Stylt's client had signed a contract on a restaurant location in a prestigious new building in Stockholm, adjacent to the central train station. The location was great - in theory. But the building was intended for offices, not restaurants - the ceilings were low and the spaces were small and boxy. The area was busy, granted, but it was busy with people hurrying to get somewhere else, away from the grey forbidding buildings, the din of the railway station and the thoroughfare, and after evening rush hour the streets were deserted. In addition there were rules prohibiting signage on the building frontages, making it hard for a restaurant to advertise its presence to passers-by.

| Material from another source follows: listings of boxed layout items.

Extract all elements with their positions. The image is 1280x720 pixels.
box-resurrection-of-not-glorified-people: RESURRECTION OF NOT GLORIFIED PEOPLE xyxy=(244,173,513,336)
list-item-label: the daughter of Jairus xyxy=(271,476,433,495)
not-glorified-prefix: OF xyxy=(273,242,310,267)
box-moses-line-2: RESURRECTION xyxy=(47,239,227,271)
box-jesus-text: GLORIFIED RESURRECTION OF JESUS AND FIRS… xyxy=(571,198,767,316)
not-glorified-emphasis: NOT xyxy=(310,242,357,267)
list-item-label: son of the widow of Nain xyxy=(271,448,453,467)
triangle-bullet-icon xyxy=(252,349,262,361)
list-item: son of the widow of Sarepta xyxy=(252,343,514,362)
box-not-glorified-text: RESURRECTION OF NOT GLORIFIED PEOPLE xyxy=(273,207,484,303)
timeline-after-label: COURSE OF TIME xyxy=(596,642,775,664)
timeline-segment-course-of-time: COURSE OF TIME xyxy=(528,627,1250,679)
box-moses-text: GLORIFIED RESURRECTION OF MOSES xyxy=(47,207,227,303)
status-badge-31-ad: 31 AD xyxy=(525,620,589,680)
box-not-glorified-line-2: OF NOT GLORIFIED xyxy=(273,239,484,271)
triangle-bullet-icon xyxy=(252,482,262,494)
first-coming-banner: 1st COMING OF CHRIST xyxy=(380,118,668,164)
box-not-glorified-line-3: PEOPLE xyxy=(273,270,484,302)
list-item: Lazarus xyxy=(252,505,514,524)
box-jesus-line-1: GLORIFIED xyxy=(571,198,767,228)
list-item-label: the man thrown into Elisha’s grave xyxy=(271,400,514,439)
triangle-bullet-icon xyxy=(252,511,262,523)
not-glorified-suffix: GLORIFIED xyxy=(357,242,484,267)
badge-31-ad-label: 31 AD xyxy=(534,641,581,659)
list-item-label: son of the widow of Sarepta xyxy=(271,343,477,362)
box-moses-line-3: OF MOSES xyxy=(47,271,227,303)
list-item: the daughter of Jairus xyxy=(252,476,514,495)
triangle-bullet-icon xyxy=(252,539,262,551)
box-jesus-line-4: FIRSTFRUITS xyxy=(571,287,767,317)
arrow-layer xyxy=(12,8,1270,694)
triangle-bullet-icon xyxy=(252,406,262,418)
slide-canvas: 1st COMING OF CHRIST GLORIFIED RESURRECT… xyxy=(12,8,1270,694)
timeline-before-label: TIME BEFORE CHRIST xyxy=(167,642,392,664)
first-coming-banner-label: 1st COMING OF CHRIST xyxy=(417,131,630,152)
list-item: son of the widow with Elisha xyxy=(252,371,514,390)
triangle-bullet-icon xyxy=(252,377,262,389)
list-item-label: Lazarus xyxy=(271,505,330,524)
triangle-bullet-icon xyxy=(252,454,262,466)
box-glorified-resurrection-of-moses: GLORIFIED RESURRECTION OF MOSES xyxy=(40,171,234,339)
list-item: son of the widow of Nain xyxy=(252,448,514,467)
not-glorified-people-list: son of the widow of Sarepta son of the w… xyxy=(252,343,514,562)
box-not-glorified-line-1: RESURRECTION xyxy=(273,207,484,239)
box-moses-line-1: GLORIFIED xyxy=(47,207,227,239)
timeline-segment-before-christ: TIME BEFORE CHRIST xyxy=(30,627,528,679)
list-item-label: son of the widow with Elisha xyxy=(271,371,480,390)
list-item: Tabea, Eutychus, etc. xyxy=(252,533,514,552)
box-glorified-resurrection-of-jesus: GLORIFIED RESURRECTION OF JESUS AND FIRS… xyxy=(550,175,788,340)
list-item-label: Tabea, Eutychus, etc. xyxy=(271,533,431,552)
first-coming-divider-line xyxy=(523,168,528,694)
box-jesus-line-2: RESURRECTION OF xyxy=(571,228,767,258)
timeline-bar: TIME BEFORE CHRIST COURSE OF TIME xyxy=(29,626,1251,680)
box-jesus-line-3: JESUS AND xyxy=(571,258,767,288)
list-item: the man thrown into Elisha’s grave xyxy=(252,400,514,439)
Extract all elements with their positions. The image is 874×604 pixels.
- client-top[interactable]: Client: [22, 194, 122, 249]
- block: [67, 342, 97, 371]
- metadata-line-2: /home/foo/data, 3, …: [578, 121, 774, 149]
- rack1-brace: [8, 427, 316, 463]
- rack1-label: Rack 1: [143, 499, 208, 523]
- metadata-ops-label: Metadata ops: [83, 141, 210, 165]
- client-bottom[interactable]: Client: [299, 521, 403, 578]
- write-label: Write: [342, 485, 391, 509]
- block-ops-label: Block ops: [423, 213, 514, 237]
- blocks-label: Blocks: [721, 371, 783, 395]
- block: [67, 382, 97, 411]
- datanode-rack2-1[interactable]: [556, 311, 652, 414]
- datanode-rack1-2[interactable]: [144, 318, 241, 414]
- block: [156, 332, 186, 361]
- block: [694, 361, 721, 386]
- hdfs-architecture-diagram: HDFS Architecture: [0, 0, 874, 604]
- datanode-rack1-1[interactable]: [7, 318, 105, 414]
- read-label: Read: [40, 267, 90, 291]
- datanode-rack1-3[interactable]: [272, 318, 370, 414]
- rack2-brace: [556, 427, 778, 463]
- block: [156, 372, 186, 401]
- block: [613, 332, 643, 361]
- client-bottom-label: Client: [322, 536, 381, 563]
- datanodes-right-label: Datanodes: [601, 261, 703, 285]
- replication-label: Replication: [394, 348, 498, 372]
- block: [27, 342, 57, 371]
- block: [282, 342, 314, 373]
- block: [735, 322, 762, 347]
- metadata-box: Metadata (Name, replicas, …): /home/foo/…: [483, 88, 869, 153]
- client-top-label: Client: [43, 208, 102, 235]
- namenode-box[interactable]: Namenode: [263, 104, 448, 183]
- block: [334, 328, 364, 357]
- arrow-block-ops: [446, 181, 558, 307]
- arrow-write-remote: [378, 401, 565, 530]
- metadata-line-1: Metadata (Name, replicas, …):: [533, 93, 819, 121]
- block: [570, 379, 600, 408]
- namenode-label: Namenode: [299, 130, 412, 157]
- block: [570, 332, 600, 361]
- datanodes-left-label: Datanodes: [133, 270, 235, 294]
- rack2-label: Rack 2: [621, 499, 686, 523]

There were no restaurants, no bars, no nightlife of any kind in the neighbourhood. It was a place dominated by traffic, not people, and by business, not fun. Yet the owners wanted a restaurant capable of attracting both locals and tourists, large parties as well as intimate couples, businessmen and thirty happy-hour guests. If ever there was a location that needed a strong concept to help it along, this was it.
The ambition was to add warmth, personality and humour to a rather cold, uninviting building, and by extension, to the entire area. Stylt made a virtue of the necessity of the dull exterior, and used it to create a contrast with the opulent interior, providing a moment of surprise that was sure to make an impression. In the absence of a fascinating local story or heritage, Stylt created the imaginary host couple, the Griffins, and let their unusual interests and personalities shape the interior.
The Griffins are an odd couple - definitiely more than the sum of their parts. Mrs Griffins is an ex-ballerina, veteran of all the great stages of the world, with the passionate temper of a Spanish signorina and a flair for fashion. She's also something of a mathematical genius, playing chess like a Grand Master and shogi, go, backgammon and many other board games from her extensive collection. She met Mr Griffins, an eccentric professor whose interests reach from ESP to alchemy (and anything else that's hard to explain), when he was in Paris to give a lecture at the Sorbonne, and happened to slip into a small antiques shop in Montmartre... She was looking for a Guatemalan mahjongg game, and he hoped for a first edition of a famous work on the sunken city of Atlantis... instead they found eachother, and eventually, created Griffins' Steakhouse.